Bowman learns that HAL had begun to feel guilty and conflicted about keeping the purpose of the mission from him and Poole, which ran contrary to his stated mission of gathering information and reporting it fully. This conflict had started to manifest itself in little errors. Given time, HAL might have been able to resolve this crisis peacefully, but when he was threatened with disconnection, he defended himself, because his very existence was at stake.
Bowman spends months on the ship, alone, slowly approaching Japetus. A return to Earth is out of the question, as HAL’s sudden decompression of Discovery severely damaged the ship’s air filtration system, leaving Bowman with far less breathable air than either returning to Earth or waiting for a rescue ship would require. Hibernation is impossible without HAL to monitor it. During his long approach, he gradually notices a small black spot on the moon. When he gets closer, he realizes that this is an immense black monolith, identical to TMA-1, only much larger, which the scientists back on Earth name “TMA-2”. The name is doubly inappropriate: this object is not in the Tycho crater and, unlike its lunar counterpart, it has no magnetic field.
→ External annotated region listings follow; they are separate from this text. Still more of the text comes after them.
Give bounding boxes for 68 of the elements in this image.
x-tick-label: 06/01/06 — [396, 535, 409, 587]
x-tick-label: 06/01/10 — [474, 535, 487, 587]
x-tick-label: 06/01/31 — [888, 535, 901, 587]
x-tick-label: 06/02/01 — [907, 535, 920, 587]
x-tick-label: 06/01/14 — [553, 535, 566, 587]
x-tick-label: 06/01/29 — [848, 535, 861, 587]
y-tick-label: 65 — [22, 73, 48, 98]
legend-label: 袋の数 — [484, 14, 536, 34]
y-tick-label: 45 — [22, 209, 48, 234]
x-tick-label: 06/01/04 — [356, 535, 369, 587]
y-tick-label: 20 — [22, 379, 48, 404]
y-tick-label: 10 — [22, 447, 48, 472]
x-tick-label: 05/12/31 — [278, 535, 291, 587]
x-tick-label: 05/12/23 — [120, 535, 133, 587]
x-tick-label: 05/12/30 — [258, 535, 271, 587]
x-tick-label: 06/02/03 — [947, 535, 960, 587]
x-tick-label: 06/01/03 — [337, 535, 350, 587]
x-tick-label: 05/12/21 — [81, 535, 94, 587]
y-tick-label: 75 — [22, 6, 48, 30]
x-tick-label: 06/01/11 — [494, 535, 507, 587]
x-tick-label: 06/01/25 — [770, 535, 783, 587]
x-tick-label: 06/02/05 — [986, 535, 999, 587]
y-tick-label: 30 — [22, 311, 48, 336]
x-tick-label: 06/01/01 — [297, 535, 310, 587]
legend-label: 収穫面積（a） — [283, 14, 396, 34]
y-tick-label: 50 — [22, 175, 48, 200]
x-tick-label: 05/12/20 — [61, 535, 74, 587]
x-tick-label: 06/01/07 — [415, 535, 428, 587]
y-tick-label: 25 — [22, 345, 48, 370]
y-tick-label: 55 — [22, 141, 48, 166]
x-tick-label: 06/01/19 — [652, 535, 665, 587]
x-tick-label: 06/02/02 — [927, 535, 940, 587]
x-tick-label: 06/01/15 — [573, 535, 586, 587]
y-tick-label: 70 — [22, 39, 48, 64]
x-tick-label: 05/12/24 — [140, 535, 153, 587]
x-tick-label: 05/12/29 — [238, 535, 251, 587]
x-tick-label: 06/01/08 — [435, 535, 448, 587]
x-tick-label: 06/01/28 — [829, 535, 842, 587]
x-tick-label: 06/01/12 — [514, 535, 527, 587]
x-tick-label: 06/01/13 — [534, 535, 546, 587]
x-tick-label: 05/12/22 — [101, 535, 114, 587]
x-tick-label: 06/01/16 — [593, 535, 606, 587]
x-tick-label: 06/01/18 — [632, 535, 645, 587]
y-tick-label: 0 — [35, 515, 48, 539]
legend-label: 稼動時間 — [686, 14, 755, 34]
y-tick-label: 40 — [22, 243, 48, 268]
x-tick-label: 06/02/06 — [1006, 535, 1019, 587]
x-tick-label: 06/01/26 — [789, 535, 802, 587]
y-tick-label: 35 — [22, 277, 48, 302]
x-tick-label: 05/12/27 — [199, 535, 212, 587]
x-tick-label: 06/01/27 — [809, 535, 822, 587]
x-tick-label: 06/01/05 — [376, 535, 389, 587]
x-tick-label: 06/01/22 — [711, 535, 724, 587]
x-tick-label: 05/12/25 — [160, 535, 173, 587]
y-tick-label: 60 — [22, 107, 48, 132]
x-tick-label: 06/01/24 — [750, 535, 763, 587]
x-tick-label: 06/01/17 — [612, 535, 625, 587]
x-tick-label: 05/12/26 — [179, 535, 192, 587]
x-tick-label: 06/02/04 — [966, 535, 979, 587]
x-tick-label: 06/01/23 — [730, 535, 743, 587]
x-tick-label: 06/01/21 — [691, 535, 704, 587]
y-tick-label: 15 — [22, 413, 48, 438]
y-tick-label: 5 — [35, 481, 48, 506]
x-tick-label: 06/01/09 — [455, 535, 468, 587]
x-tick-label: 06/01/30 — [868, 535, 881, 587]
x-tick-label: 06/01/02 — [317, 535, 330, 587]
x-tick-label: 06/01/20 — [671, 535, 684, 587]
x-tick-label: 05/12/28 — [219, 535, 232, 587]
He decides to go out in one of the extra-vehicular pods to put down on the monolith. The monolith, which had been inert for so long, opens and swallows Bowman’s pod as he proclaims: “The thing’s hollow — it goes on forever — and — oh my God! — it’s full of stars!” Mission control never hears from Bowman again.
Bowman moves very quickly through a field of stars that seem to have no end emerging in a star system far outside our galaxy. Eventually, he is brought to what appears to be a nice hotel suite, carefully constructed from monitored television transmissions, to make him feel at ease. Bowman goes to sleep. As he sleeps, his mind and memories are drained from his body. David Bowman is made into a new, immortal entity that can live and travel in space; a Star Child. The Star Child then returns to our Solar System and to Earth, where it detonates a nuclear missile while it’s in flight and saves millions of lives. It then reflects that it is master of the universe, but is unsure of what to do – but it’ll think of something.